Teaching Comparative Government and Politics

Monday, November 06, 2017

Fighting poverty in China

The peasants' revolt that Mao Zedong led in the 1930s and '40s has not ended the way Mao or Marx would have guessed. Maybe it has not ended.

Xi Jinping Vows No Poverty in China by 2020. That Could Be Hard.
From his home in the mountains of northeast China, Li Zhi has watched from a distance as prosperity has transformed China into a land of high-speed trains, billionaires and skyscrapers.

But the economic boom that made China rich never came to Chashan, a desolate village of 40 people about a six-hour drive from Beijing. Mr. Li, 72, spends his days limping along dusty roads to collect trash in exchange for tips. Stiff and gaunt, he subsists on a diet of rice, steamed bread and hard liquor.
Farmyard in Chashan
Nearly seven decades after the Chinese Communist Party rose to power on a promise of prosperity for all, President Xi Jinping has vowed to fulfill the Communists’ original intent, staking his legacy on an ambitious plan to complete the eradication of rural poverty by 2020.

The plan targets the more than 43 million people who still live on the equivalent of less than 95 cents a day, the poverty line set by the Chinese government…

But Mr. Xi’s lofty vision clashes with a harsh reality across much of rural China. In many villages, young people have gone, leaving older residents to fend for themselves…

“The whole idea of socialism was that all Chinese would have a reasonable living standard,” said Kerry Brown, a China scholar at King’s College London. “The nagging concern is that the Communist Party has created billionaires and a strong middle class, and yet there are still a lot of poor people. That seems to be a massive contradiction.”…

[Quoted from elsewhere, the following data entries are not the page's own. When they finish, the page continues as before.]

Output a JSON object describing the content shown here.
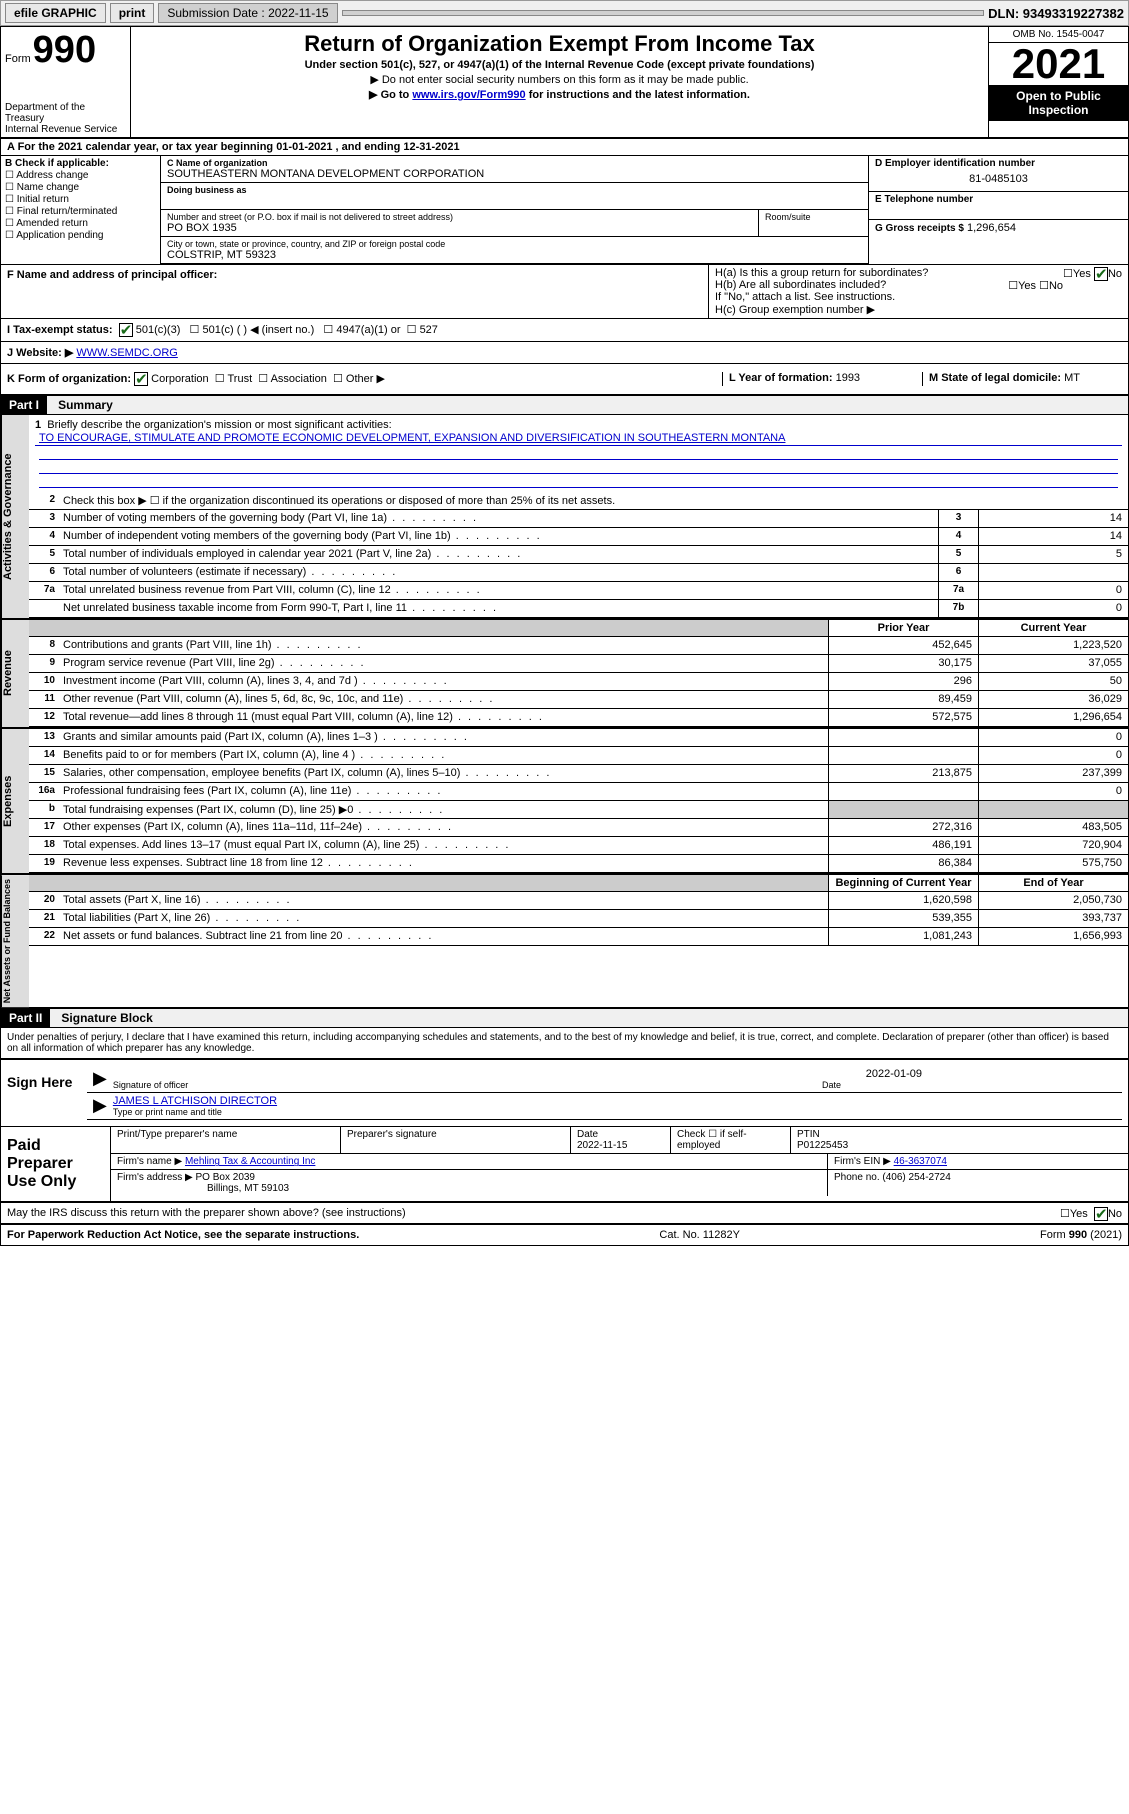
{
  "topbar": {
    "efile": "efile GRAPHIC",
    "print": "print",
    "submission_label": "Submission Date : 2022-11-15",
    "dln": "DLN: 93493319227382"
  },
  "header": {
    "form_prefix": "Form",
    "form_number": "990",
    "title": "Return of Organization Exempt From Income Tax",
    "subtitle": "Under section 501(c), 527, or 4947(a)(1) of the Internal Revenue Code (except private foundations)",
    "note1": "▶ Do not enter social security numbers on this form as it may be made public.",
    "note2_pre": "▶ Go to ",
    "note2_link": "www.irs.gov/Form990",
    "note2_post": " for instructions and the latest information.",
    "dept": "Department of the Treasury",
    "irs": "Internal Revenue Service",
    "omb": "OMB No. 1545-0047",
    "year": "2021",
    "open_public": "Open to Public Inspection"
  },
  "sectionA": {
    "cal_year": "A For the 2021 calendar year, or tax year beginning 01-01-2021    , and ending 12-31-2021",
    "b_label": "B Check if applicable:",
    "checks": [
      "Address change",
      "Name change",
      "Initial return",
      "Final return/terminated",
      "Amended return",
      "Application pending"
    ],
    "c_label": "C Name of organization",
    "org_name": "SOUTHEASTERN MONTANA DEVELOPMENT CORPORATION",
    "dba_label": "Doing business as",
    "addr_label": "Number and street (or P.O. box if mail is not delivered to street address)",
    "room_label": "Room/suite",
    "addr": "PO BOX 1935",
    "city_label": "City or town, state or province, country, and ZIP or foreign postal code",
    "city": "COLSTRIP, MT  59323",
    "d_label": "D Employer identification number",
    "ein": "81-0485103",
    "e_label": "E Telephone number",
    "g_label": "G Gross receipts $",
    "g_val": "1,296,654",
    "f_label": "F  Name and address of principal officer:",
    "ha": "H(a)  Is this a group return for subordinates?",
    "hb": "H(b)  Are all subordinates included?",
    "hb_note": "If \"No,\" attach a list. See instructions.",
    "hc": "H(c)  Group exemption number ▶",
    "yes": "Yes",
    "no": "No"
  },
  "sectionI": {
    "i_label": "I    Tax-exempt status:",
    "c3": "501(c)(3)",
    "c_other": "501(c) (  ) ◀ (insert no.)",
    "a1": "4947(a)(1) or",
    "s527": "527",
    "j_label": "J    Website: ▶",
    "website": "WWW.SEMDC.ORG"
  },
  "sectionK": {
    "k_label": "K Form of organization:",
    "corp": "Corporation",
    "trust": "Trust",
    "assoc": "Association",
    "other": "Other ▶",
    "l_label": "L Year of formation:",
    "l_val": "1993",
    "m_label": "M State of legal domicile:",
    "m_val": "MT"
  },
  "part1": {
    "hdr": "Part I",
    "title": "Summary",
    "tab_gov": "Activities & Governance",
    "tab_rev": "Revenue",
    "tab_exp": "Expenses",
    "tab_net": "Net Assets or Fund Balances",
    "prior": "Prior Year",
    "current": "Current Year",
    "begin": "Beginning of Current Year",
    "end": "End of Year",
    "line1_label": "Briefly describe the organization's mission or most significant activities:",
    "mission": "TO ENCOURAGE, STIMULATE AND PROMOTE ECONOMIC DEVELOPMENT, EXPANSION AND DIVERSIFICATION IN SOUTHEASTERN MONTANA",
    "lines_gov": [
      {
        "n": "2",
        "d": "Check this box ▶ ☐  if the organization discontinued its operations or disposed of more than 25% of its net assets."
      },
      {
        "n": "3",
        "d": "Number of voting members of the governing body (Part VI, line 1a)",
        "box": "3",
        "v": "14"
      },
      {
        "n": "4",
        "d": "Number of independent voting members of the governing body (Part VI, line 1b)",
        "box": "4",
        "v": "14"
      },
      {
        "n": "5",
        "d": "Total number of individuals employed in calendar year 2021 (Part V, line 2a)",
        "box": "5",
        "v": "5"
      },
      {
        "n": "6",
        "d": "Total number of volunteers (estimate if necessary)",
        "box": "6",
        "v": ""
      },
      {
        "n": "7a",
        "d": "Total unrelated business revenue from Part VIII, column (C), line 12",
        "box": "7a",
        "v": "0"
      },
      {
        "n": "",
        "d": "Net unrelated business taxable income from Form 990-T, Part I, line 11",
        "box": "7b",
        "v": "0"
      }
    ],
    "lines_rev": [
      {
        "n": "8",
        "d": "Contributions and grants (Part VIII, line 1h)",
        "p": "452,645",
        "c": "1,223,520"
      },
      {
        "n": "9",
        "d": "Program service revenue (Part VIII, line 2g)",
        "p": "30,175",
        "c": "37,055"
      },
      {
        "n": "10",
        "d": "Investment income (Part VIII, column (A), lines 3, 4, and 7d )",
        "p": "296",
        "c": "50"
      },
      {
        "n": "11",
        "d": "Other revenue (Part VIII, column (A), lines 5, 6d, 8c, 9c, 10c, and 11e)",
        "p": "89,459",
        "c": "36,029"
      },
      {
        "n": "12",
        "d": "Total revenue—add lines 8 through 11 (must equal Part VIII, column (A), line 12)",
        "p": "572,575",
        "c": "1,296,654"
      }
    ],
    "lines_exp": [
      {
        "n": "13",
        "d": "Grants and similar amounts paid (Part IX, column (A), lines 1–3 )",
        "p": "",
        "c": "0"
      },
      {
        "n": "14",
        "d": "Benefits paid to or for members (Part IX, column (A), line 4 )",
        "p": "",
        "c": "0"
      },
      {
        "n": "15",
        "d": "Salaries, other compensation, employee benefits (Part IX, column (A), lines 5–10)",
        "p": "213,875",
        "c": "237,399"
      },
      {
        "n": "16a",
        "d": "Professional fundraising fees (Part IX, column (A), line 11e)",
        "p": "",
        "c": "0"
      },
      {
        "n": "b",
        "d": "Total fundraising expenses (Part IX, column (D), line 25) ▶0",
        "p": "shade",
        "c": "shade"
      },
      {
        "n": "17",
        "d": "Other expenses (Part IX, column (A), lines 11a–11d, 11f–24e)",
        "p": "272,316",
        "c": "483,505"
      },
      {
        "n": "18",
        "d": "Total expenses. Add lines 13–17 (must equal Part IX, column (A), line 25)",
        "p": "486,191",
        "c": "720,904"
      },
      {
        "n": "19",
        "d": "Revenue less expenses. Subtract line 18 from line 12",
        "p": "86,384",
        "c": "575,750"
      }
    ],
    "lines_net": [
      {
        "n": "20",
        "d": "Total assets (Part X, line 16)",
        "p": "1,620,598",
        "c": "2,050,730"
      },
      {
        "n": "21",
        "d": "Total liabilities (Part X, line 26)",
        "p": "539,355",
        "c": "393,737"
      },
      {
        "n": "22",
        "d": "Net assets or fund balances. Subtract line 21 from line 20",
        "p": "1,081,243",
        "c": "1,656,993"
      }
    ]
  },
  "part2": {
    "hdr": "Part II",
    "title": "Signature Block",
    "penalty": "Under penalties of perjury, I declare that I have examined this return, including accompanying schedules and statements, and to the best of my knowledge and belief, it is true, correct, and complete. Declaration of preparer (other than officer) is based on all information of which preparer has any knowledge.",
    "sign_here": "Sign Here",
    "sig_officer": "Signature of officer",
    "sig_date": "2022-01-09",
    "date_lbl": "Date",
    "officer_name": "JAMES L ATCHISON  DIRECTOR",
    "type_name": "Type or print name and title",
    "paid_prep": "Paid Preparer Use Only",
    "prep_name_lbl": "Print/Type preparer's name",
    "prep_sig_lbl": "Preparer's signature",
    "prep_date_lbl": "Date",
    "prep_date": "2022-11-15",
    "check_if": "Check ☐ if self-employed",
    "ptin_lbl": "PTIN",
    "ptin": "P01225453",
    "firm_name_lbl": "Firm's name    ▶",
    "firm_name": "Mehling Tax & Accounting Inc",
    "firm_ein_lbl": "Firm's EIN ▶",
    "firm_ein": "46-3637074",
    "firm_addr_lbl": "Firm's address ▶",
    "firm_addr": "PO Box 2039",
    "firm_city": "Billings, MT  59103",
    "phone_lbl": "Phone no.",
    "phone": "(406) 254-2724",
    "may_irs": "May the IRS discuss this return with the preparer shown above? (see instructions)"
  },
  "footer": {
    "paperwork": "For Paperwork Reduction Act Notice, see the separate instructions.",
    "cat": "Cat. No. 11282Y",
    "form": "Form 990 (2021)"
  }
}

[D]uring a speech marking the beginning of his second five-year term as party leader, Mr. Xi described eradicating poverty by 2020 as one of his chief priorities, vowing to “leave no one behind in the march toward common prosperity.”…

While international organizations like the United Nations and the World Bank have praised the government’s work in helping hundreds of millions of Chinese rise out of poverty in recent decades, some experts worry that Mr. Xi’s plan is more about making headlines than bringing lasting change to poor communities.

Some say the government’s focus on 43 million people is too narrow, noting that millions more live just above the official poverty line in conditions that are not much better. Others say that by concentrating on rural areas, Mr. Xi is neglecting the plight of the urban poor, many of whom are rural migrants…

But the hardest work remains ahead. As many as half of the 43 million people who are officially classified as in poverty could be disabled…

Corruption has emerged as a problem, with more than 1,800 people having been investigated last year for embezzling antipoverty funds…

Then there is the fact that Mr. Xi’s campaign is not focused on urban areas. There are more than 200 million rural migrants in China’s cities, where many struggle to receive education, heath care and other benefits because the local government does not consider them residents. Some fall into unemployment or bad health and live in squalid conditions.

“This is a very big hole in the overall picture, which the government rarely addresses,” said Philip G. Alston, a scholar and adviser to the United Nations who issued a report this year on extreme poverty and human rights in China. “The reality is that many of them are living in extreme poverty.”